While a Google Image search makes it relatively easy to find something that fits my topic – copyright laws make it slightly trickier when determining what can be posted. For those of you who face the same struggles I do, here is a bit of basic information and tips for making sure your image won’t lead you into trouble:


Copyright and copyright infringement – what exactly is it?

Copyright attaches to a work as soon as the original is created – and it applies to both published and unpublished works. That means as soon as you click the button on your iPhone you have a copyright image – and it is an automatic right, meaning it does not require the creator to file paperwork.

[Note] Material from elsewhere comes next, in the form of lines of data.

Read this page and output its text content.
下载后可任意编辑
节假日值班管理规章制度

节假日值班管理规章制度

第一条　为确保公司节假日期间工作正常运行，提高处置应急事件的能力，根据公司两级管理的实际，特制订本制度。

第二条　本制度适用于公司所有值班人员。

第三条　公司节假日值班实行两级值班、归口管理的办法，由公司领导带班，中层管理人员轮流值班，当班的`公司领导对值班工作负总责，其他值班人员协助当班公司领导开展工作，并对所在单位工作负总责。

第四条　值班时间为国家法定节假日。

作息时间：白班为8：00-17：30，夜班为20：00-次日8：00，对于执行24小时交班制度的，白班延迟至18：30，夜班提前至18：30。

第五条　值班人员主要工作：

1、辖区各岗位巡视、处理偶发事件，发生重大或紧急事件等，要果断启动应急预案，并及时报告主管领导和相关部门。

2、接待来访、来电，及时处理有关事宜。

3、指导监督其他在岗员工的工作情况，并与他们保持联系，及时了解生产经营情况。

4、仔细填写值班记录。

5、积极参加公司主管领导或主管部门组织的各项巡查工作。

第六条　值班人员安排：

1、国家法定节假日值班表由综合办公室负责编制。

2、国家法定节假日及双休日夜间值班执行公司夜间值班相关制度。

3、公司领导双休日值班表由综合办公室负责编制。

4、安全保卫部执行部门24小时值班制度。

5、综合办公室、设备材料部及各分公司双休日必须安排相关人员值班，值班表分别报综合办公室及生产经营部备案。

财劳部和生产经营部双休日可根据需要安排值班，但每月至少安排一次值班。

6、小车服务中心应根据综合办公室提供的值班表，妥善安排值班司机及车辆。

Copyright infringement includes any violation of the rights of the creator or rights holder. Examples of imagery infringement include:

  • Using an image or part of an image without permission
  • Using an image beyond the scope of a license or permission
  • Adapting an image without permission (art rendering)
  • Asking another photographer to identically recreate the image


Types of Licenses

There are three main types of licenses you should understand before choosing and image: Creative Commons, Royalty Free and Public Domain.

Creative Commons is a non-profit organization set up to allow photographers to easily license creative works for others to legally share and build upon. The organization has released several copyright-licenses known as Creative Commons licenses free of charge to the public.  These licenses allow creators to communicate which rights they reserve, and which rights they waive for the benefit of recipients or other creators. With Creative Commons you don’t have to pay to use an image but you must provide a photo credit.

Royalty Free refers to the right to use copyrighted material without the need to pay royalties or license fees for each use. You will likely come across this in stock photo sites and will only have to pay once.

Public Domain is when intellectual property rights have expired, have been forfeited, or are inapplicable. Examples of this include the works of Shakespeare and Beethoven. No licensing or purchasing is required for public domain photos and the photographers have chosen to allow their work to be used by all.


Avoiding Trouble

Regardless of what type of license the image you are using has, always give credit to where the image originated. This should likely be done with a link back to the original source or directly to the Creative Commons license you are using. When in doubt, assume any image is subject to copyright and don’t use it without the appropriate permission.

There are a lot of sites that help you find photos available for use, such as stock.xchng, Flickr and The most important thing to remember is that regardless of where you find your photos, know and follow the terms of use.

So before clicking publish on that blog post, spend an extra few minutes and read the fine print for your image to make sure you are using it how the creator intended. It’ll be worth it in the long run!